Apart from ditching sendmail for another MTA, does anyone know how I might coerce sendmail into rewriting root's messages as well?


----------



## aragon (Aug 3, 2009)

You might like mail/ssmtp.  It is a very small, simple MTA that would replace sendmail, but it's simplicity means it's trivial to setup.  All it does is allow a unix system to funnel local mail to an SMTP relay that you configure, and it supports domain rewriting.


----------



## MrFollies (Aug 3, 2009)

aragon said:
			
		

> You might like mail/ssmtp.  It is a very small, simple MTA that would replace sendmail, but it's simplicity means it's trivial to setup.  All it does is allow a unix system to funnel local mail to an SMTP relay that you configure, and it supports domain rewriting.

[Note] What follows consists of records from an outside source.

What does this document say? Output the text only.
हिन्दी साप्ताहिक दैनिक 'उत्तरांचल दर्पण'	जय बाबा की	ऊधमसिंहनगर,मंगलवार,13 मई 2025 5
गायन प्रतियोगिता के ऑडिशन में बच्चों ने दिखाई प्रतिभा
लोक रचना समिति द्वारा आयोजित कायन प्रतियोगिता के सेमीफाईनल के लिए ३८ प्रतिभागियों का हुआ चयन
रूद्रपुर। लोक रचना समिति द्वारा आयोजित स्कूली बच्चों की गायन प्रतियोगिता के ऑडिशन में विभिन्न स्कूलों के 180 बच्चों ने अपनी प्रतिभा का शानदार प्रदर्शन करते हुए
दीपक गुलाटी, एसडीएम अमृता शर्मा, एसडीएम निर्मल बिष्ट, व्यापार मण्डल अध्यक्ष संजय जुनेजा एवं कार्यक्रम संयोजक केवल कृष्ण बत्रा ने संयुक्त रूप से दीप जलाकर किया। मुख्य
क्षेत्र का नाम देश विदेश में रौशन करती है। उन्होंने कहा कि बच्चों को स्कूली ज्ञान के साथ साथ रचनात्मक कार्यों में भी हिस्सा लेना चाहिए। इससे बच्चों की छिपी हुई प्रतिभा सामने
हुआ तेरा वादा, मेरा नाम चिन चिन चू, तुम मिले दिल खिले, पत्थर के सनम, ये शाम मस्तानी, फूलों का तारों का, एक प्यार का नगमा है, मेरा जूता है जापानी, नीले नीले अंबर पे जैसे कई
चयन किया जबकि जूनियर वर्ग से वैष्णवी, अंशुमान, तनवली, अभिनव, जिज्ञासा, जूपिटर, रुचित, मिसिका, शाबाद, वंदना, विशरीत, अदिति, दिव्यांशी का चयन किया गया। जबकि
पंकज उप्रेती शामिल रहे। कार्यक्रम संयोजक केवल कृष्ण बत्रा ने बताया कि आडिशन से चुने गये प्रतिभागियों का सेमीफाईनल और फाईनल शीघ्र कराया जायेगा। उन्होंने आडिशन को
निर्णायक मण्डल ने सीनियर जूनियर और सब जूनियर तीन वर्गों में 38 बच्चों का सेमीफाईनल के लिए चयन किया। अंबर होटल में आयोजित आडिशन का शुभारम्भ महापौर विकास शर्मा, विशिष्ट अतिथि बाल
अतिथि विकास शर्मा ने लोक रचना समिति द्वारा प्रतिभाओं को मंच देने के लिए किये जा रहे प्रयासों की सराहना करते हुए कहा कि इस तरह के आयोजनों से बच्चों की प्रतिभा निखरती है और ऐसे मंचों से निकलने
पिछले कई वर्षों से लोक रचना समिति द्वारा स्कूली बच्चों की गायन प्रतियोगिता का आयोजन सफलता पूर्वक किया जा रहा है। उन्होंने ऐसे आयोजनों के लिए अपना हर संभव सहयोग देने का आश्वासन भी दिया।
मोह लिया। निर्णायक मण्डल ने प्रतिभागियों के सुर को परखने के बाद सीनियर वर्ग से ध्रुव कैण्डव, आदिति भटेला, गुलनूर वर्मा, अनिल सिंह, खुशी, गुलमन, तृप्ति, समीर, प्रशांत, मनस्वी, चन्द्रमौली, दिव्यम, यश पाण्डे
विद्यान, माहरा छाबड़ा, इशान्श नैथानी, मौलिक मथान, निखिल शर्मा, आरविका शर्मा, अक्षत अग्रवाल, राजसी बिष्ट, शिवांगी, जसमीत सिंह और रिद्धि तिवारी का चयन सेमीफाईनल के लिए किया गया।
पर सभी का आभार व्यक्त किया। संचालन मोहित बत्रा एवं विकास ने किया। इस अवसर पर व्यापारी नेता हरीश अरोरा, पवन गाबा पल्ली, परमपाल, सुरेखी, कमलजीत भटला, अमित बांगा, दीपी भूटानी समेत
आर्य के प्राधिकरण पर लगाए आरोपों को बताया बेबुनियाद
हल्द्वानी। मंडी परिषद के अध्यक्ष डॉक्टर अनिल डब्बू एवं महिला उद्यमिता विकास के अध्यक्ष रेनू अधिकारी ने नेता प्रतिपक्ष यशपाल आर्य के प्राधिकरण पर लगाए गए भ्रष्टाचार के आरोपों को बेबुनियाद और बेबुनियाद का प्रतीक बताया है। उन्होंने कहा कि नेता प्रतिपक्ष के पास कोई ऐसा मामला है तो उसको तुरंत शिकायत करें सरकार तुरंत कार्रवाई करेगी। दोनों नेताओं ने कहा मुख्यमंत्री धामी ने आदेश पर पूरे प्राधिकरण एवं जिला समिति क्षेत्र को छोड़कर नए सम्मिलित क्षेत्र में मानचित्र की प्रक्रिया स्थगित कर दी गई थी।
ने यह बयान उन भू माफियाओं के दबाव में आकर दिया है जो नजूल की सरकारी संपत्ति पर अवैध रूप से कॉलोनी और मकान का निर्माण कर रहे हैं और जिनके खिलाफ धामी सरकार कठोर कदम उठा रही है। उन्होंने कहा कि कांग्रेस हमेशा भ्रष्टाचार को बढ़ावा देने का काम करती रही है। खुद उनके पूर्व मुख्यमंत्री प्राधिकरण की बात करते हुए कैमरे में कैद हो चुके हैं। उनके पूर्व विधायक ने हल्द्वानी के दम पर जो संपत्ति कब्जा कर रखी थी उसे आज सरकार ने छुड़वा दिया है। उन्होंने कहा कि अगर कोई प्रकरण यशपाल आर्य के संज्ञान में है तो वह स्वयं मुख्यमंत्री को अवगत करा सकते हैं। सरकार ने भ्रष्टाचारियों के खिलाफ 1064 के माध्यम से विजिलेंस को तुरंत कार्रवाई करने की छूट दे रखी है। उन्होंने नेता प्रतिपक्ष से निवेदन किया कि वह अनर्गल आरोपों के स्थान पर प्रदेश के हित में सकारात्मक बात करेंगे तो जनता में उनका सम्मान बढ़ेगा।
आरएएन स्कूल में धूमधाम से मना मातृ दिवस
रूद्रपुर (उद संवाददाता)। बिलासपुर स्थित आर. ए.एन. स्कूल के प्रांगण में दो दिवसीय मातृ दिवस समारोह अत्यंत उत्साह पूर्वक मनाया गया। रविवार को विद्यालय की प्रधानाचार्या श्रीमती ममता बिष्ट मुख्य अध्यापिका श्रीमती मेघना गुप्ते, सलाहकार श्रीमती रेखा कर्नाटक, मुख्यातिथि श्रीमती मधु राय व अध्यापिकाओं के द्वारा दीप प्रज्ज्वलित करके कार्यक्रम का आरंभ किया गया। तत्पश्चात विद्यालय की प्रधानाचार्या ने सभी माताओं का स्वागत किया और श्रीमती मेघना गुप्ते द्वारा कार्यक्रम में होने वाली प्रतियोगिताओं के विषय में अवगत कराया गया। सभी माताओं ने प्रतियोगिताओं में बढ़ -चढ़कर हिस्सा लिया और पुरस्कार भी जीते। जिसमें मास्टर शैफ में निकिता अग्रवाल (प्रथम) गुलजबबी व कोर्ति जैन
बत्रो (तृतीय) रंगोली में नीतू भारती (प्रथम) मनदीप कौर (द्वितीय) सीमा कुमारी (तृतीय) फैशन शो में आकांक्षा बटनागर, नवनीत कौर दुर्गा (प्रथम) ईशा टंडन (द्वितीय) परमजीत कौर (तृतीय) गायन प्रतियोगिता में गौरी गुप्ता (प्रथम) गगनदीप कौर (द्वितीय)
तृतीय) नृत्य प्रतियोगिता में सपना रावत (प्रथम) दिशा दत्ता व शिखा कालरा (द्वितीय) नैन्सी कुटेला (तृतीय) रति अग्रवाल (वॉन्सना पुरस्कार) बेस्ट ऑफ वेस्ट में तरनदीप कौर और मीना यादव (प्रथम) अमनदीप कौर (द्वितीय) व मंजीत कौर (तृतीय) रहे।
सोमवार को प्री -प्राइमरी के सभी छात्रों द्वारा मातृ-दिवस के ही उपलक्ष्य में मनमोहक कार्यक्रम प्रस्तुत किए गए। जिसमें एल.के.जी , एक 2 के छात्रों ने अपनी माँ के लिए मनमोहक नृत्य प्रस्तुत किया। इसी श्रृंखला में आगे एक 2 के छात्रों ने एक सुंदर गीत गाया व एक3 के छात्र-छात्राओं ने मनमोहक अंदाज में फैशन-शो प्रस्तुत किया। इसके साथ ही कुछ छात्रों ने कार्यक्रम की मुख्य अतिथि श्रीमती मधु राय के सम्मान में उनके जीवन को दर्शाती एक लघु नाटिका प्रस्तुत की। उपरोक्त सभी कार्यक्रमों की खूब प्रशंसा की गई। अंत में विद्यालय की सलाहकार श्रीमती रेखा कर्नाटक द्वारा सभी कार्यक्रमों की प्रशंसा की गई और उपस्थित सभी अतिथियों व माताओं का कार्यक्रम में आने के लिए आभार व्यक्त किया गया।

Thanks for the tip.  I think I could probably configure sendmail to do this via it's smart host feature.  I could also fix it, by using exim or postfix.  But that's kinda not the point.  I'd really like to know what I need to to to make this work with the standard sendmail setup so I can just add it to my standard install procedure.  Plus I'd learn something about sendmail.


----------



## DutchDaemon (Aug 3, 2009)

Not sure that what you want can be done:



> There are always users that need to be "exposed" -- that is, their
> internal site name should be displayed instead of the masquerade name.
> Root is an example (which has been "exposed" by default prior to 8.10).



Note that this concerns 'true root' (which you get from a straight console login, and which the local root user has when handling system/cron mail), not 'acquired root' (su or su -, which retains your 'original login identity' in the background).